Without question, the Civil War breached our idea of what America was all about when we practically tore ourselves apart about issues of slavery and state rights.

Some still debate the causes but agree that out of our bloodiest war, we would be, as President Lincoln described, “dedicated here to the unfinished work which they who fought here have thus far so nobly advanced.”

Abraham Lincoln’s memorable “Gettysburg Address” in 1863 still speaks to us about the importance of remembering the sacrifice and service of our fellow man.

Combine the Civil War with Darwin’s publication of “The Origin of Species” in 1859 and Sigmund Freud’s “Interpretation of Dreams” in 1900, and some in our country began to take on a mindset not entirely based on the self-evident truths, equal creation and inalienable rights that our “Declaration of Independence” prescribed and fought to achieve.

The Realist mindset was to explore the thoughts, feelings and experiences of the people being written about. If you think Facebook is a revolutionary idea, I have some news for you: Except for the delivery of information, the Realists were “posting” their thoughts and feelings long before the Internet was ever conceived.

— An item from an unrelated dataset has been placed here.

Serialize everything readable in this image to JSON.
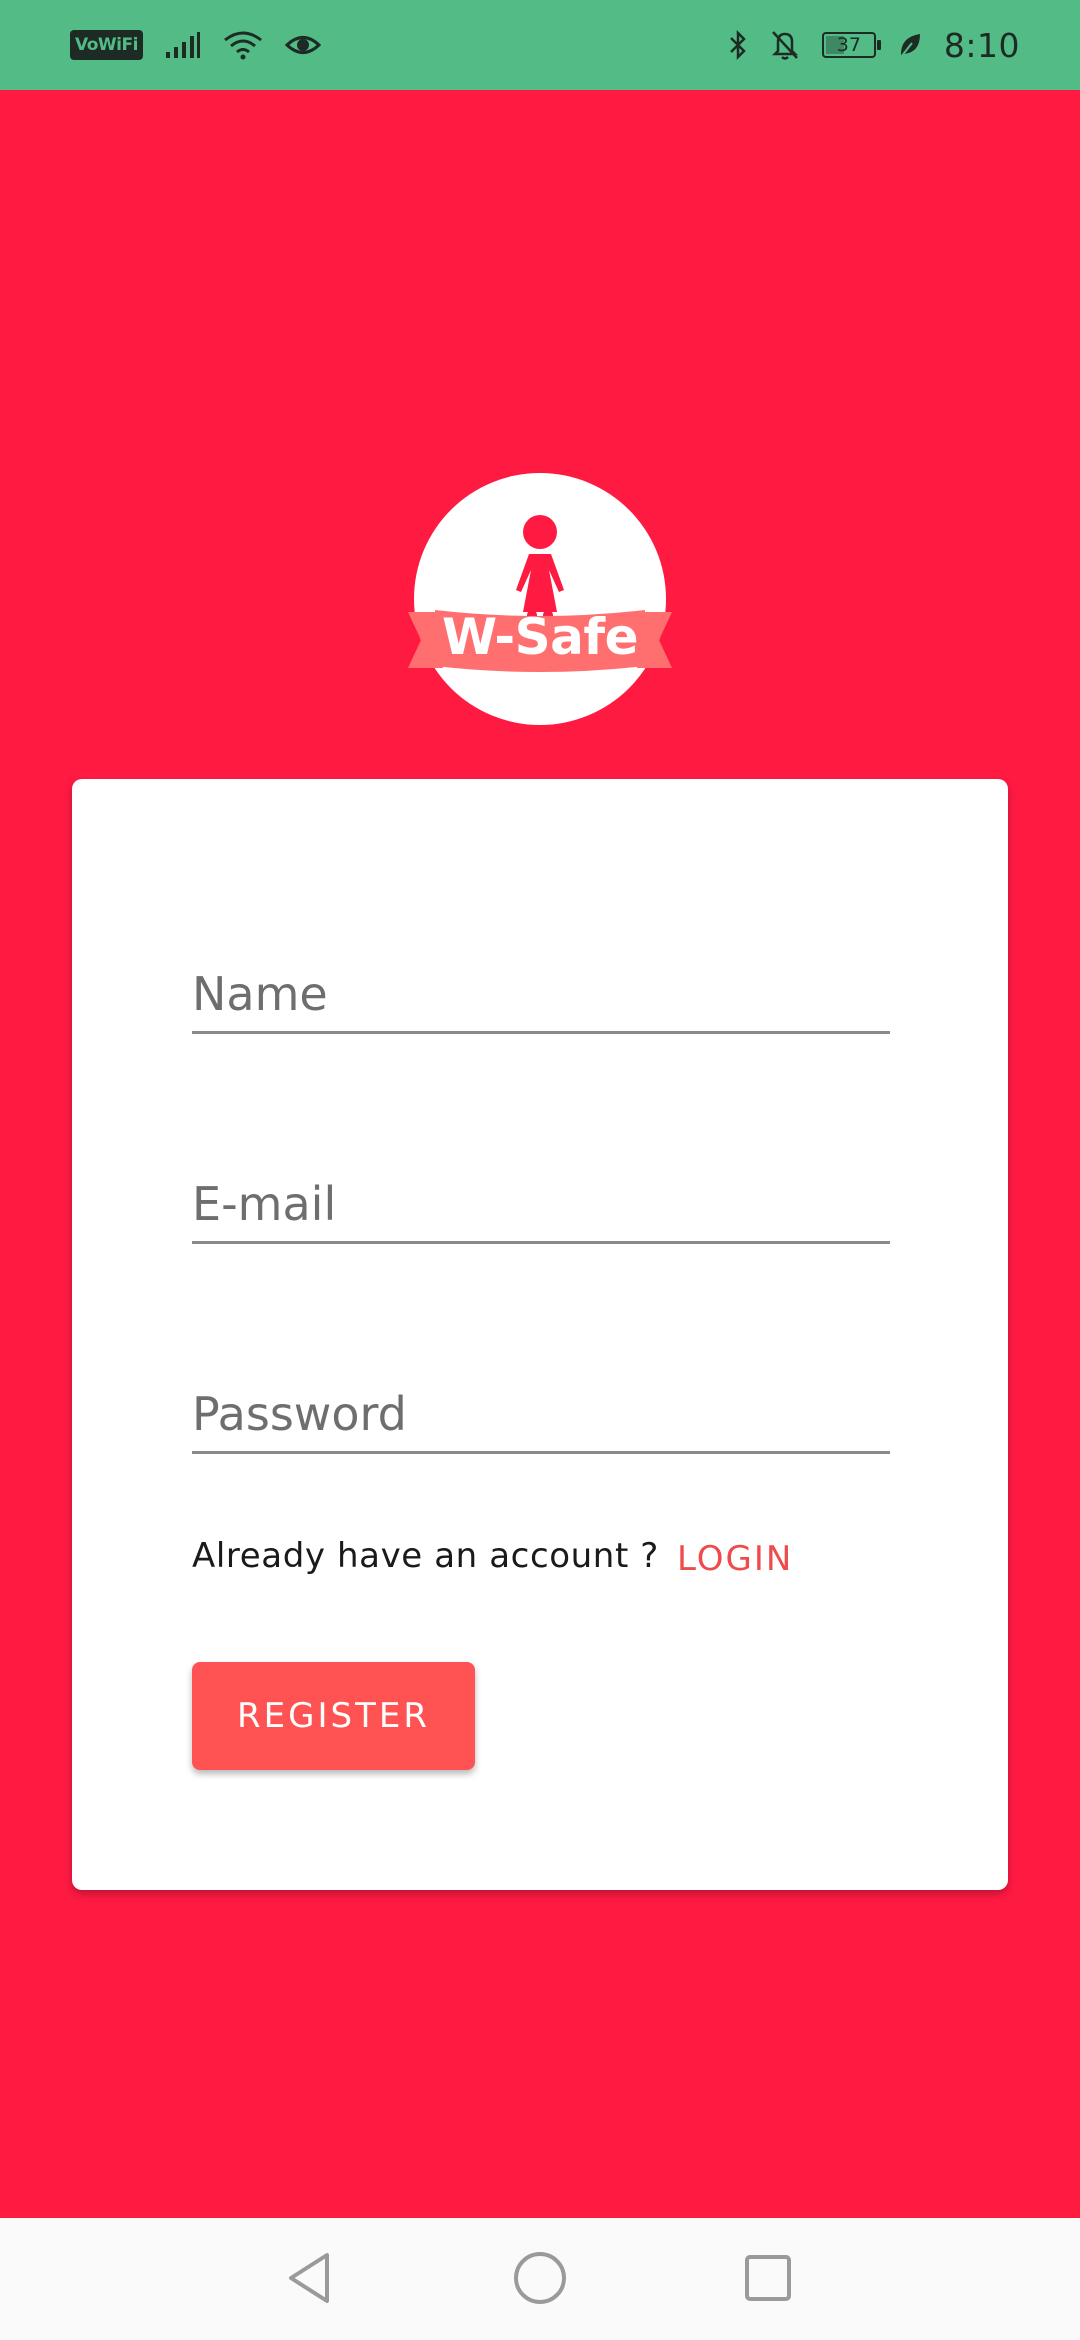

Granted, communication is easier and more saturated today, but the idea of sharing thoughts and feelings about what’s happening in our lives was a strong tradition made popular by the Realist writers.

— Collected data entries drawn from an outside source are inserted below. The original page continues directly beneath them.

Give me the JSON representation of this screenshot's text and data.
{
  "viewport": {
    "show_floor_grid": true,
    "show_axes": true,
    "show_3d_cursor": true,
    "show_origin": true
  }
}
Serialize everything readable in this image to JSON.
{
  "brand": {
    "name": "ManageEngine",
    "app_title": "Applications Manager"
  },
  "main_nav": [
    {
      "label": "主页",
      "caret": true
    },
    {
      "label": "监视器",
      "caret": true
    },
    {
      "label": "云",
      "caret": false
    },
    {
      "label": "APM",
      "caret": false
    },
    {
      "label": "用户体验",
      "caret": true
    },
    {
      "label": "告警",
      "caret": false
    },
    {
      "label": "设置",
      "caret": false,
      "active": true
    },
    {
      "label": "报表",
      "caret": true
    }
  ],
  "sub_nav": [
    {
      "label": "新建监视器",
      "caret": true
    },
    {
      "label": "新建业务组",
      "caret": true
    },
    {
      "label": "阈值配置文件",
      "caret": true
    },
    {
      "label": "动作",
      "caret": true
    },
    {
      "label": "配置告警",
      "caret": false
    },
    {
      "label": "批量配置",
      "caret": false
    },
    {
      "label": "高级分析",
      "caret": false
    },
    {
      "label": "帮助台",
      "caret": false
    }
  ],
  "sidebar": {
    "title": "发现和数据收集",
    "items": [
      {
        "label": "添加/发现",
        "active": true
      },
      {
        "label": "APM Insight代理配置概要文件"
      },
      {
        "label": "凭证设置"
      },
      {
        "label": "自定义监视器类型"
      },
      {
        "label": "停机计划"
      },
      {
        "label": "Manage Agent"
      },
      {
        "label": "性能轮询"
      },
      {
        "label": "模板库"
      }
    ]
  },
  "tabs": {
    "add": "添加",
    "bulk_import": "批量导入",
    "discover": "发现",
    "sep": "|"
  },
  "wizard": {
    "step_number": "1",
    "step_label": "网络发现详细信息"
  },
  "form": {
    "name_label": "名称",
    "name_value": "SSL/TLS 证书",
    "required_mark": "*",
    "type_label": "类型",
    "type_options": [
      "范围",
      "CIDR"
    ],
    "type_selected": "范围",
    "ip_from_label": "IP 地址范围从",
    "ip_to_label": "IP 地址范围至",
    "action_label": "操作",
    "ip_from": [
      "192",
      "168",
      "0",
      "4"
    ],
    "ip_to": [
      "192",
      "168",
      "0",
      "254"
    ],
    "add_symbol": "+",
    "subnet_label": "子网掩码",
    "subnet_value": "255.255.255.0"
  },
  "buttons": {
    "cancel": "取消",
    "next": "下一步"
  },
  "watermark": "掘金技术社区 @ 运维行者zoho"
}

Today, the way people are thinking and feeling is as accessible as paper and pencil were in the late 1800s. Students are much more aware of the world around them than ever before and have access to the thoughts and feelings of people who they might not even know or care about.

The Realists would tell us to find a way to wade through the muck and mire and be determined to understand our world as it exists today and make the best of it because it’s … reality!